French Forces, 160,000
General Sarrail
General Dubail

German Forces, 500,000
Crown Prince of Prussia
General von Strautz

While the "Race to the Sea" was progressing further west, Verdun on the Eastern frontier of France was the scene of terrific battles. It will be recalled that, during the Battle of the Marne, and on the very eve of the Gefman retreat, the Crown Prince of Prussia had reduced Fort Troyon and almost taken Verdun. During the general German retreat his army had fallen back to the pass of Grand Pre. This withdrawal enabled General Sarrail to clear the town of 7000 German civilians and fortify every height within a radius of 20 miles of Verdun.

Coupling up with the army of the Crown Prince, in the Woevre district, was a new German army, commanded by General von Strautz. Together, they numbered 350,000 first line troops, with several corps held in reserve, an effective force of perhaps 500,000 rifles. To meet the onslaughts of this great army, General Sarrail could count on only four army corps—160,000 men.
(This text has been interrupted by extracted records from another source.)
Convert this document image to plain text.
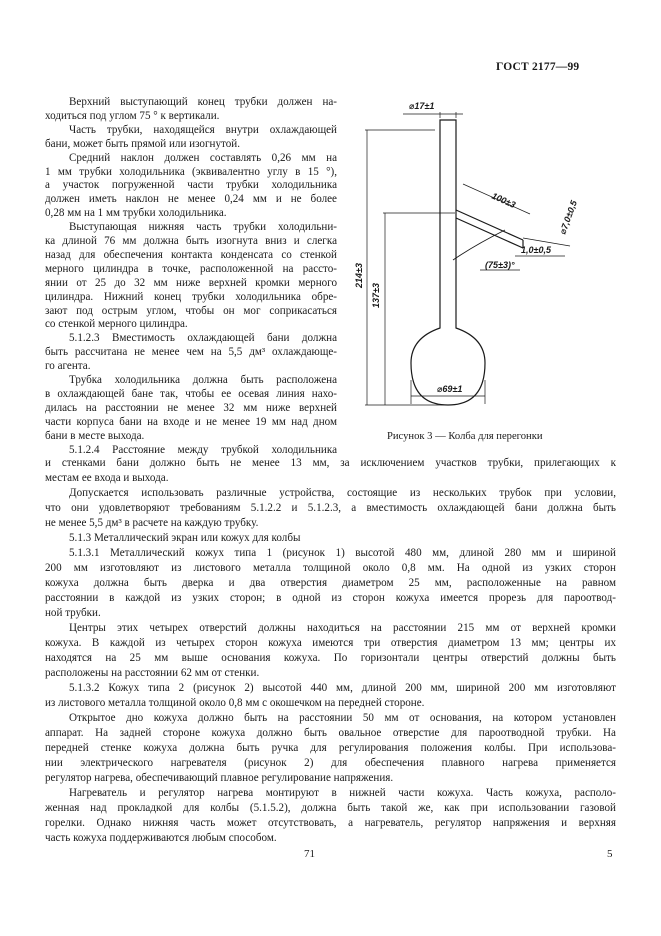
ГОСТ 2177—99
Верхний выступающий конец трубки должен на-
ходиться под углом 75 ° к вертикали.
Часть трубки, находящейся внутри охлаждающей
бани, может быть прямой или изогнутой.
Средний наклон должен составлять 0,26 мм на
1 мм трубки холодильника (эквивалентно углу в 15 °),
а участок погруженной части трубки холодильника
должен иметь наклон не менее 0,24 мм и не более
0,28 мм на 1 мм трубки холодильника.
Выступающая нижняя часть трубки холодильни-
ка длиной 76 мм должна быть изогнута вниз и слегка
назад для обеспечения контакта конденсата со стенкой
мерного цилиндра в точке, расположенной на рассто-
янии от 25 до 32 мм ниже верхней кромки мерного
цилиндра. Нижний конец трубки холодильника обре-
зают под острым углом, чтобы он мог соприкасаться
со стенкой мерного цилиндра.
5.1.2.3 Вместимость охлаждающей бани должна
быть рассчитана не менее чем на 5,5 дм³ охлаждающе-
го агента.
Трубка холодильника должна быть расположена
в охлаждающей бане так, чтобы ее осевая линия нахо-
дилась на расстоянии не менее 32 мм ниже верхней
части корпуса бани на входе и не менее 19 мм над дном
бани в месте выхода.
5.1.2.4 Расстояние между трубкой холодильника
⌀17±1
214±3
137±3
⌀69±1
100±3	⌀7,0±0,5
1,0±0,5
(75±3)°
Рисунок 3 — Колба для перегонки
и стенками бани должно быть не менее 13 мм, за исключением участков трубки, прилегающих к
местам ее входа и выхода.
Допускается использовать различные устройства, состоящие из нескольких трубок при условии,
что они удовлетворяют требованиям 5.1.2.2 и 5.1.2.3, а вместимость охлаждающей бани должна быть
не менее 5,5 дм³ в расчете на каждую трубку.
5.1.3 Металлический экран или кожух для колбы
5.1.3.1 Металлический кожух типа 1 (рисунок 1) высотой 480 мм, длиной 280 мм и шириной
200 мм изготовляют из листового металла толщиной около 0,8 мм. На одной из узких сторон
кожуха должна быть дверка и два отверстия диаметром 25 мм, расположенные на равном
расстоянии в каждой из узких сторон; в одной из сторон кожуха имеется прорезь для пароотвод-
ной трубки.
Центры этих четырех отверстий должны находиться на расстоянии 215 мм от верхней кромки
кожуха. В каждой из четырех сторон кожуха имеются три отверстия диаметром 13 мм; центры их
находятся на 25 мм выше основания кожуха. По горизонтали центры отверстий должны быть
расположены на расстоянии 62 мм от стенки.
5.1.3.2 Кожух типа 2 (рисунок 2) высотой 440 мм, длиной 200 мм, шириной 200 мм изготовляют
из листового металла толщиной около 0,8 мм с окошечком на передней стороне.
Открытое дно кожуха должно быть на расстоянии 50 мм от основания, на котором установлен
аппарат. На задней стороне кожуха должно быть овальное отверстие для пароотводной трубки. На
передней стенке кожуха должна быть ручка для регулирования положения колбы. При использова-
нии электрического нагревателя (рисунок 2) для обеспечения плавного нагрева применяется
регулятор нагрева, обеспечивающий плавное регулирование напряжения.
Нагреватель и регулятор нагрева монтируют в нижней части кожуха. Часть кожуха, располо-
женная над прокладкой для колбы (5.1.5.2), должна быть такой же, как при использовании газовой
горелки. Однако нижняя часть может отсутствовать, а нагреватель, регулятор напряжения и верхняя
часть кожуха поддерживаются любым способом.
71	5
Returning to the assault on Fort Troyon, on September 20, 1914 the combined armies of the Crown Prince and von Strautz reduced the fort to a dust heap, but the garrison nevertheless held out until relieved by Generals Sarrail and Dubail. All advances of the German infantry were repulsed by the French gunners on the nearby fortified heights.

Hoping to take Verdun by an attack in rear through the little town of St. Mihiel, the Germans advanced in full force on September 23, 1914 occupied the Hatton-Chattel spur, silenced the small fort of Paroches, destroyed the Roman Camp, and seized the bridgehead of St. Mihiel on the west bank of the Meuse. They had hoped to push due west to Revigny and complete the envelopment of Sarrail's Army, but the dauntless French would not let them pass. A French cavalry detachment drove them back, compelling them to entrench on the edge of the river.

A last desperate effort to pierce the French center was made on October 3, 1914. With the odds three to one in his favor, and with superior artillery, the Crown Prince attempted a turning movement through the woods of the Argonne against St. Menehold, but the French fell savagely upon his army and drove the Prussians back north of Varennes, capturing that town and gaining the road across the Argonne, which brought them in touch with Langle de Carey's army.

By this great victory, the French straightened their line, which now ran from Verdun due west to Souain and then along the Roman road to Rheims.

The Germans, however, held the salient at St. Mihiel and continued to hold it until General Pershing's Yankee Boys "ironed it out," in September, 1918. A stalemate now set in on the eastern end of the battle line, while the great battles in Flanders were being fought.